Miguel Yisrael. Method for the Baroque Lute. A practical guide for beginning and advanced lutenists.
Our Method for the Baroque Lute can provide you with the technical and musical foundations required for a solid and comprehensive approach to playing the baroque lute. That is indeed the purpose, and challenge, of this book: to reach out to as many lute-lovers as possible, and give them the opportunity to express themselves via the baroque lute, however advanced they may be in their musical education. Its audience includes not just those who have never played a musical instrument, but also seasoned guitarists desirous of initiation into the mysteries of the baroque lute!
Our Method for the Baroque Lute is divided into three parts.
The first, mainly theoretical part, will help you better understand the way baroque lute music is to be played.
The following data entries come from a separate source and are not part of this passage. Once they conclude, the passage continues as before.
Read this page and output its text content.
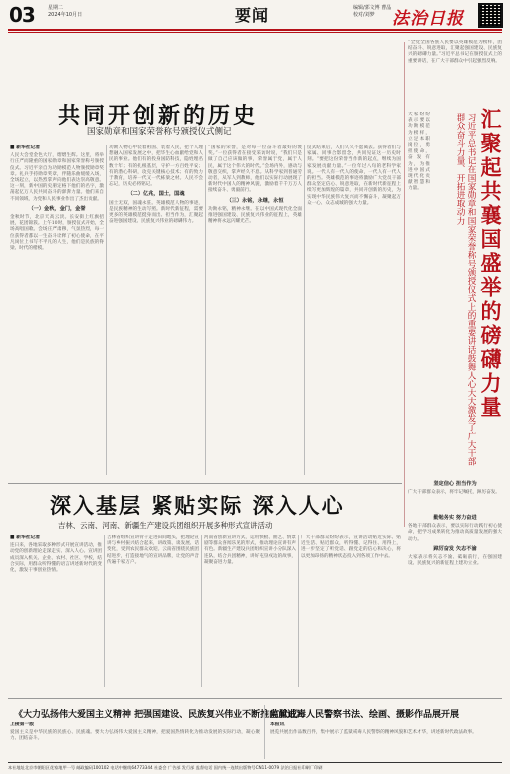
03	星期二
2024年10月日	要闻	编辑/郭文博 曹晶
校对/刘梦	法治日报
共同开创新的历史
国家勋章和国家荣誉称号颁授仪式侧记
■ 新华社记者
人民大会堂金色大厅，熠熠生辉。这里，将举行庄严而隆重的国家勋章和国家荣誉称号颁授仪式。习近平亲自为功勋模范人物颁授勋章奖章。礼兵手持勋章奖章，伴随乐曲缓缓入场，全场起立，以热烈掌声向他们表达崇高敬意。这一刻，新中国的史册定格下他们的名字，激荡起亿万人民共同奋斗的澎湃力量。他们来自不同领域，为党和人民事业作出了杰出贡献。
（一）金秋，金门，金誉
金秋时节，北京天高云淡。长安街上红旗招展，花团锦簇。上午10时，颁授仪式开始，全场高唱国歌。会场庄严肃穆，气氛热烈，每一位获得者都以一生奋斗诠释了初心使命，在平凡岗位上书写不平凡的人生，他们是民族的脊梁、时代的楷模。
功勋人物心中装着祖国、装着人民，把个人理想融入国家发展之中，把毕生心血献给党和人民的事业。他们有的投身国防科技，隐姓埋名数十年；有的扎根基层，守护一方百姓平安；有的潜心科研，攻克关键核心技术；有的致力于教育，培养一代又一代栋梁之材。人民不会忘记，历史必将铭记。
（二）亿兆，国士，国魂
国士无双，国魂永驻。英雄模范人物的事迹，是民族精神的生动写照。新时代新征程，需要更多的英雄模范挺身而出、担当作为，汇聚起奋进强国建设、民族复兴伟业的磅礴伟力。
“国家的荣誉，是对每一位奋斗者最好的褒奖。”一位获得者在接受采访时说，“我们只是做了自己应该做的事，荣誉属于党，属于人民，属于这个伟大的时代。”会场内外，感动与敬意交织，掌声经久不息。从科学家到普通劳动者，从军人到教师，他们以实际行动展现了新时代中国人的精神风貌，激励着千千万万人接续奋斗、勇毅前行。
（三）永铭，永继，永恒
功勋永铭，精神永继。在以中国式现代化全面推进强国建设、民族复兴伟业的征程上，英雄精神将永远闪耀光芒。
仪式结束后，人们久久不愿离去。获得者们与家属、同事合影留念，共同见证这一历史时刻。“要把这份荣誉当作新的起点，继续为国家发展贡献力量。”一位年过八旬的老科学家说。一代人有一代人的使命，一代人有一代人的担当。英雄模范的事迹将激励广大党员干部群众坚定信心、锐意进取，在新时代新征程上续写更加辉煌的篇章，共同开创新的历史，为实现中华民族伟大复兴而不懈奋斗，凝聚起万众一心、众志成城的强大力量。
“全党全国各族人民要以英雄模范为榜样，团结奋斗、锐意进取，汇聚起强国建设、民族复兴的磅礴力量。”习近平总书记在颁授仪式上的重要讲话，在广大干部群众中引起强烈反响。
汇聚起共襄国盛举的磅礴力量
习近平总书记在国家勋章和国家荣誉称号颁授仪式上的重要讲话鼓舞人心大大激发了广大干部群众奋斗力量、开拓进取动力
大家纷纷表示要以功勋模范为榜样，立足本职岗位，勇担使命，奋发有为，为推进中国式现代化贡献智慧和力量。
坚定信心 担当作为
广大干部群众表示，将牢记嘱托，踔厉奋发。
深入基层 紧贴实际 深入人心
吉林、云南、河南、新疆生产建设兵团组织开展多种形式宣讲活动
■ 新华社记者
连日来，各地采取多种形式开展宣讲活动，推动党的创新理论走深走实、深入人心。宣讲团成员深入机关、企业、农村、社区、学校，结合实际，用群众听得懂的语言讲述新时代的变化，激发干事创业热情。
吉林省组织宣讲骨干走进田间地头，把理论宣讲与乡村振兴结合起来，讲政策、谈发展、话变化，受到农民群众欢迎。云南省围绕民族团结进步，打造接地气的宣讲品牌，让党的声音传遍千家万户。
河南省创新宣讲方式，运用快板、曲艺、情景剧等群众喜闻乐见的形式，推动理论宣讲有声有色。新疆生产建设兵团组织宣讲小分队深入连队，结合兵团精神，讲好屯垦戍边的故事，凝聚奋进力量。
广大干部群众纷纷表示，宣讲活动贴近实际、贴近生活、贴近群众，听得懂、记得住、用得上，进一步坚定了听党话、跟党走的信心和决心，将以更加昂扬的精神状态投入到各项工作中去。
勤勉务实 努力奋进
各地干部群众表示，要以实际行动践行初心使命，把学习成果转化为推动高质量发展的强大动力。
踔厉奋发 矢志不渝
大家表示将矢志不渝、砥砺前行，在强国建设、民族复兴的新征程上建功立业。
《大力弘扬伟大爱国主义精神 把强国建设、民族复兴伟业不断推向前进》
上接第一版
爱国主义是中华民族的民族心、民族魂。要大力弘扬伟大爱国主义精神，把爱国热情转化为推动发展的实际行动，凝心聚力、团结奋斗。
监狱戒毒人民警察书法、绘画、摄影作品展开展
本报讯
展览共展出作品数百件，集中展示了监狱戒毒人民警察的精神风貌和艺术才华，讲述新时代政法故事。
本社地址北京市朝阳区花家地甲一号 邮政编码100102 电话中继线64773344 社委会 广告部 发行部 监督电话 国内统一连续出版物号CN11-0079 法治日报社印刷厂印刷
We think it is necessary for the lutenist to possess some elementary knowledge of Western musical notation as well as of tablature (form of notation specific to the lute). This theoretical knowledge would not be complete if acquired by itself. We have therefore added an explicative lexicon as well biographies of most of the composers of music for the 11- and 13-course baroque lute.
The second part contains an entire chapter devoted to the study of lute technique and sound production. With a wealth of photographs and details regarding all the technical problems to be overcome, this chapter is undoubtedly the most important for achieving an understanding of the baroque lute’s acoustical properties. This is followed by 21 elementary exercises, presented in order of increasing difficulty, accompanied by several pieces. You are asked to play the melodies first, add the bass lines next, and only then begin working on the ornaments.
The third part contains 250 selected pieces for the 11- and 13-course baroque lute. The pieces are divided into three levels of difficulty: elementary, intermediate and advanced. In keeping with practice in the baroque era, the pieces are arranged by key and title. We preferred to limit ourselves to a small number of different keys, so that beginners may devote their time to the instrument, rather than to retuning it or to playing pieces far too complex for their level. There is no such thing as bad music, but sometimes there are bad musicians! Making music cannot amount to merely playing the notes, or performing often pointless acrobatics. A “mature” musician most often takes pleasure in playing a simple melody and enjoying the exquisite sounds of their instrument.
We hope this method can be of assistance to those who do not have acess to a teacher (although we advise them to work with one on as regular a basis as possible), but also to teachers lacking sufficient material to allow their pupils to work with in a systematic way.